Carnívoro amaestrado
Il carnivoro addestrato
D18, capítulo 242 del manga.
FCUK EDIT; 05/01/2011
"Piénsalo bien, Kyouya. Una vez que Tsuna y los otros venzan a Millefiore tú podrás pelear con quien quieras. Ten un poco de paciencia ¿quieres?" Silencio "¿sí?"
"Está bien… pero apresúrense."
Tsuna pensó escandalizado, que de alguna espeluznante manera Dino se había hecho muchísimo mejor tratando con Hibari.
Se levanta por las mañanas, cinco minutos antes de las seis. No usa despertadores, porque no son necesarios los ruidos o la molesta luz del sol, ya que la propia incomodidad de estar con otro cuerpo lo molesta lo suficiente.
Cuando era niño, solía dormir con un conejo que le habían obsequiado de cumpleaños, hasta que éste enfermo y murió (porque, para su infortunio, los conejos viven poco). Por analogía o algún estúpido razonamiento infantil que le impedía aceptar que las verduras son buenas para los niños que quieren crecer saludables, culpó a la pobre criatura de su propia debilidad de herbívoro, se atrincheró en su cuarto una semana y le pidió a su madre res. (Kyouya no volvería a ser el mismo, a pesar de que una semana después le compraran un gato y éste no muriese después de tres semanas).

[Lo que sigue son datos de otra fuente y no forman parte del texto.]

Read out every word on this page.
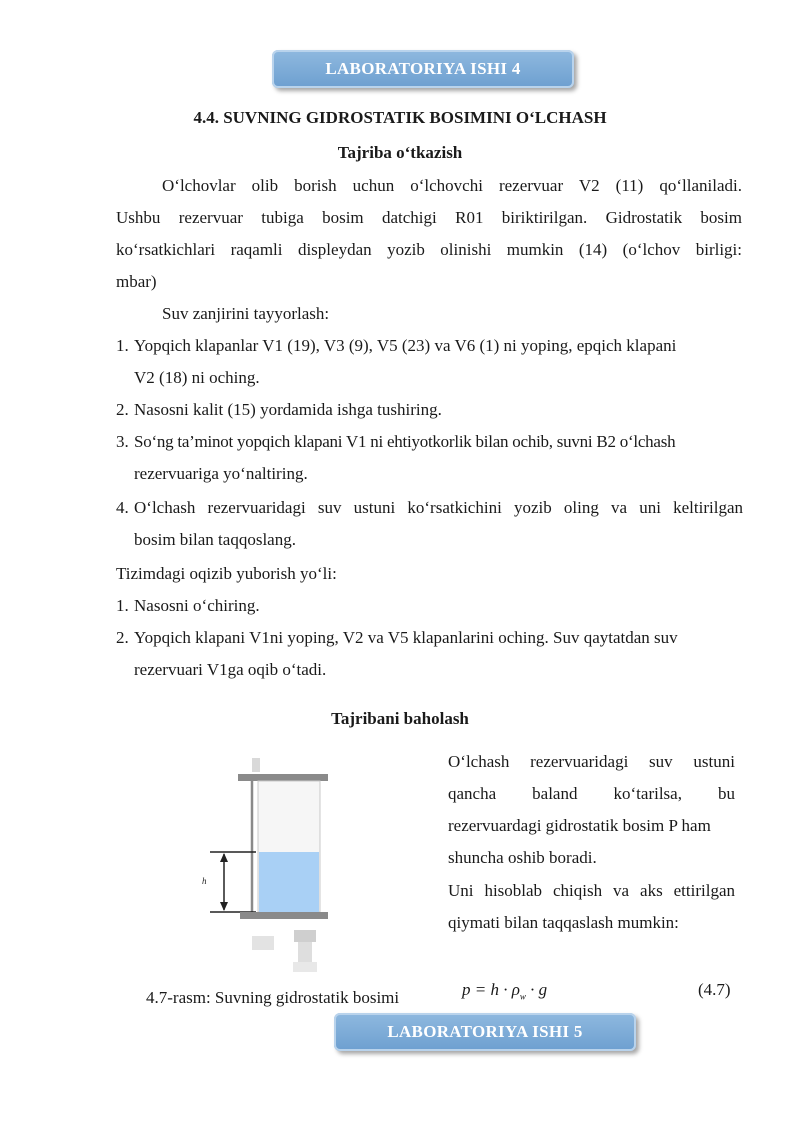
LABORATORIYA ISHI 4
4.4. SUVNING GIDROSTATIK BOSIMINI O‘LCHASH
Tajriba o‘tkazish
O‘lchovlar olib borish uchun o‘lchovchi rezervuar V2 (11) qo‘llaniladi.
Ushbu rezervuar tubiga bosim datchigi R01 biriktirilgan. Gidrostatik bosim
ko‘rsatkichlari raqamli displeydan yozib olinishi mumkin (14) (o‘lchov birligi:
mbar)
Suv zanjirini tayyorlash:
1. Yopqich klapanlar V1 (19), V3 (9), V5 (23) va V6 (1) ni yoping, epqich klapani
V2 (18) ni oching.
2. Nasosni kalit (15) yordamida ishga tushiring.
3. So‘ng ta’minot yopqich klapani V1 ni ehtiyotkorlik bilan ochib, suvni B2 o‘lchash
rezervuariga yo‘naltiring.
4. O‘lchash rezervuaridagi suv ustuni ko‘rsatkichini yozib oling va uni keltirilgan
bosim bilan taqqoslang.
Tizimdagi oqizib yuborish yo‘li:
1. Nasosni o‘chiring.
2. Yopqich klapani V1ni yoping, V2 va V5 klapanlarini oching. Suv qaytatdan suv
rezervuari V1ga oqib o‘tadi.
Tajribani baholash
O‘lchash rezervuaridagi suv ustuni
qancha baland ko‘tarilsa, bu
rezervuardagi gidrostatik bosim P ham
shuncha oshib boradi.
Uni hisoblab chiqish va aks ettirilgan
qiymati bilan taqqaslash mumkin:
h
$p = h \cdot \rho_w \cdot g$	(4.7)
4.7-rasm: Suvning gidrostatik bosimi
LABORATORIYA ISHI 5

Lo ve fijamente, fijo, fijo. El cuerpo de potrillo que repentinamente es un macho pura sangre, que lo reta como otro carnívoro. Un día el conejo se fue (como hacen todos los infelices herbívoros) y los ojos que lo observaban ya no temían a la bestia adolescente que tenía a tres palmos de distancia.
"¿Entrenamos?" una voz paulatina, resbalosa, adulta, lo acaricia y él sólo atina a asentir.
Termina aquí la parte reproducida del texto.